Elle a ensuite nommé quelques femmes responsables de gros portefeuilles d’investissement au Québec qui constituent autant de modèles. Ce sont Isabelle Hudon, présidente et cheffe de la direction de la Banque de développement du Canada, Janie C. Béïque, présidente et cheffe de la direction du Fonds de solidarité FTQ, et Marie-Hélène Nolet, cheffe de l’exploitation de Desjardins Capital.

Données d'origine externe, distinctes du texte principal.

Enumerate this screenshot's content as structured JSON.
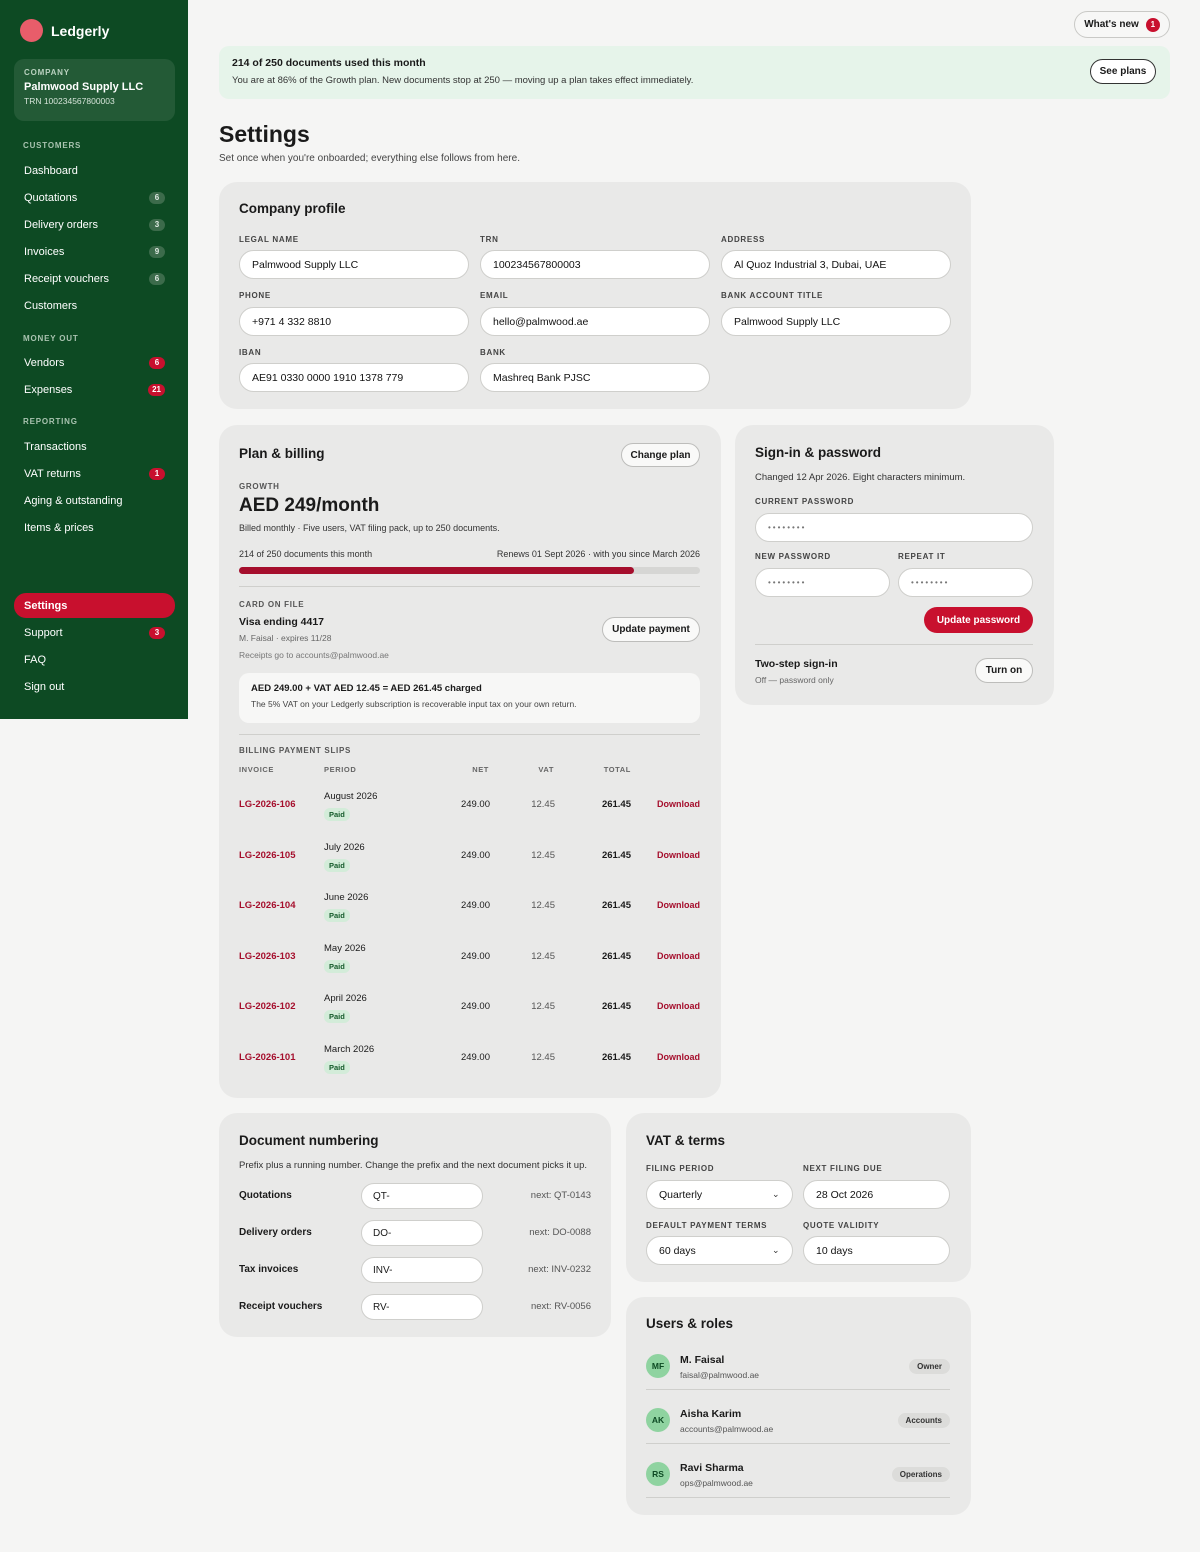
{
  "brand": {
    "name": "Ledgerly"
  },
  "company_card": {
    "label": "COMPANY",
    "name": "Palmwood Supply LLC",
    "trn": "TRN 100234567800003"
  },
  "sidebar": {
    "sections": {
      "customers": "CUSTOMERS",
      "money_out": "MONEY OUT",
      "reporting": "REPORTING"
    },
    "items": [
      {
        "label": "Dashboard",
        "badge": ""
      },
      {
        "label": "Quotations",
        "badge": "6"
      },
      {
        "label": "Delivery orders",
        "badge": "3"
      },
      {
        "label": "Invoices",
        "badge": "9"
      },
      {
        "label": "Receipt vouchers",
        "badge": "6"
      },
      {
        "label": "Customers",
        "badge": ""
      },
      {
        "label": "Vendors",
        "badge": "6"
      },
      {
        "label": "Expenses",
        "badge": "21"
      },
      {
        "label": "Transactions",
        "badge": ""
      },
      {
        "label": "VAT returns",
        "badge": "1"
      },
      {
        "label": "Aging & outstanding",
        "badge": ""
      },
      {
        "label": "Items & prices",
        "badge": ""
      },
      {
        "label": "Settings",
        "badge": ""
      },
      {
        "label": "Support",
        "badge": "3"
      },
      {
        "label": "FAQ",
        "badge": ""
      },
      {
        "label": "Sign out",
        "badge": ""
      }
    ]
  },
  "topbar": {
    "whats_new": "What's new",
    "whats_new_count": "1"
  },
  "banner": {
    "title": "214 of 250 documents used this month",
    "text": "You are at 86% of the Growth plan. New documents stop at 250 — moving up a plan takes effect immediately.",
    "button": "See plans"
  },
  "page": {
    "title": "Settings",
    "subtitle": "Set once when you're onboarded; everything else follows from here."
  },
  "company_profile": {
    "title": "Company profile",
    "fields": {
      "legal_name": {
        "label": "LEGAL NAME",
        "value": "Palmwood Supply LLC"
      },
      "trn": {
        "label": "TRN",
        "value": "100234567800003"
      },
      "address": {
        "label": "ADDRESS",
        "value": "Al Quoz Industrial 3, Dubai, UAE"
      },
      "phone": {
        "label": "PHONE",
        "value": "+971 4 332 8810"
      },
      "email": {
        "label": "EMAIL",
        "value": "hello@palmwood.ae"
      },
      "bank_account_title": {
        "label": "BANK ACCOUNT TITLE",
        "value": "Palmwood Supply LLC"
      },
      "iban": {
        "label": "IBAN",
        "value": "AE91 0330 0000 1910 1378 779"
      },
      "bank": {
        "label": "BANK",
        "value": "Mashreq Bank PJSC"
      }
    }
  },
  "plan": {
    "title": "Plan & billing",
    "change_button": "Change plan",
    "tier": "GROWTH",
    "price": "AED 249/month",
    "description": "Billed monthly · Five users, VAT filing pack, up to 250 documents.",
    "usage_text": "214 of 250 documents this month",
    "renewal_text": "Renews 01 Sept 2026 · with you since March 2026",
    "usage_fraction": 0.856,
    "card_label": "CARD ON FILE",
    "card_name": "Visa ending 4417",
    "card_holder": "M. Faisal · expires 11/28",
    "receipts_to": "Receipts go to accounts@palmwood.ae",
    "update_payment": "Update payment",
    "vat_line": "AED 249.00 + VAT AED 12.45 = AED 261.45 charged",
    "vat_note": "The 5% VAT on your Ledgerly subscription is recoverable input tax on your own return.",
    "slips_label": "BILLING PAYMENT SLIPS",
    "slip_headers": {
      "invoice": "INVOICE",
      "period": "PERIOD",
      "net": "NET",
      "vat": "VAT",
      "total": "TOTAL"
    },
    "slips": [
      {
        "invoice": "LG-2026-106",
        "period": "August 2026",
        "status": "Paid",
        "net": "249.00",
        "vat": "12.45",
        "total": "261.45",
        "action": "Download"
      },
      {
        "invoice": "LG-2026-105",
        "period": "July 2026",
        "status": "Paid",
        "net": "249.00",
        "vat": "12.45",
        "total": "261.45",
        "action": "Download"
      },
      {
        "invoice": "LG-2026-104",
        "period": "June 2026",
        "status": "Paid",
        "net": "249.00",
        "vat": "12.45",
        "total": "261.45",
        "action": "Download"
      },
      {
        "invoice": "LG-2026-103",
        "period": "May 2026",
        "status": "Paid",
        "net": "249.00",
        "vat": "12.45",
        "total": "261.45",
        "action": "Download"
      },
      {
        "invoice": "LG-2026-102",
        "period": "April 2026",
        "status": "Paid",
        "net": "249.00",
        "vat": "12.45",
        "total": "261.45",
        "action": "Download"
      },
      {
        "invoice": "LG-2026-101",
        "period": "March 2026",
        "status": "Paid",
        "net": "249.00",
        "vat": "12.45",
        "total": "261.45",
        "action": "Download"
      }
    ]
  },
  "signin": {
    "title": "Sign-in & password",
    "note": "Changed 12 Apr 2026. Eight characters minimum.",
    "current_label": "CURRENT PASSWORD",
    "new_label": "NEW PASSWORD",
    "repeat_label": "REPEAT IT",
    "masked": "••••••••",
    "update_button": "Update password",
    "two_step_title": "Two-step sign-in",
    "two_step_status": "Off — password only",
    "turn_on": "Turn on"
  },
  "numbering": {
    "title": "Document numbering",
    "note": "Prefix plus a running number. Change the prefix and the next document picks it up.",
    "rows": [
      {
        "label": "Quotations",
        "prefix": "QT-",
        "next": "next: QT-0143"
      },
      {
        "label": "Delivery orders",
        "prefix": "DO-",
        "next": "next: DO-0088"
      },
      {
        "label": "Tax invoices",
        "prefix": "INV-",
        "next": "next: INV-0232"
      },
      {
        "label": "Receipt vouchers",
        "prefix": "RV-",
        "next": "next: RV-0056"
      }
    ]
  },
  "vat_terms": {
    "title": "VAT & terms",
    "filing_period_label": "FILING PERIOD",
    "filing_period": "Quarterly",
    "next_filing_label": "NEXT FILING DUE",
    "next_filing": "28 Oct 2026",
    "payment_terms_label": "DEFAULT PAYMENT TERMS",
    "payment_terms": "60 days",
    "quote_validity_label": "QUOTE VALIDITY",
    "quote_validity": "10 days"
  },
  "users": {
    "title": "Users & roles",
    "list": [
      {
        "initials": "MF",
        "name": "M. Faisal",
        "email": "faisal@palmwood.ae",
        "role": "Owner"
      },
      {
        "initials": "AK",
        "name": "Aisha Karim",
        "email": "accounts@palmwood.ae",
        "role": "Accounts"
      },
      {
        "initials": "RS",
        "name": "Ravi Sharma",
        "email": "ops@palmwood.ae",
        "role": "Operations"
      }
    ]
  },
  "colors": {
    "sidebar": "#0d4a23",
    "accent": "#c8102e",
    "banner": "#e6f4ea"
  }
}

Aux étudiantes et étudiants en sciences de l’administration, l’invitée de la rectrice a eu le mot suivant: «Faites-vous confiance, rêvez grand et ne laissez pas tomber vos rêves. Ne vous mettez pas dans un carcan trop rigide. Donnez-vous des chances à l’erreur parfois. Mon parcours a été tout sauf linéaire. J’ai été refusée comme stagiaire par le bureau où je suis devenue associée directrice quelques années plus tard. Ne vous laissez pas affecter par un échec qui peut se transformer plus tard en opportunité.»
Au sujet des professionnels de la Caisse, elle dira que plus de 35% d’entre eux ont moins de 30 ans. «Cette génération, explique-t-elle, recherche beaucoup de rétroaction pour s’améliorer.»
Le 8 mars 2016, en cette Journée internationale de la femme, Kim Thomassin recevait la Médaille de l’Assemblée nationale du Québec soulignant son parcours exceptionnel, son leadership professionnel et personnel inspirant, son engagement auprès des femmes, ainsi que sa contribution au développement de la communauté d’affaires québécoise.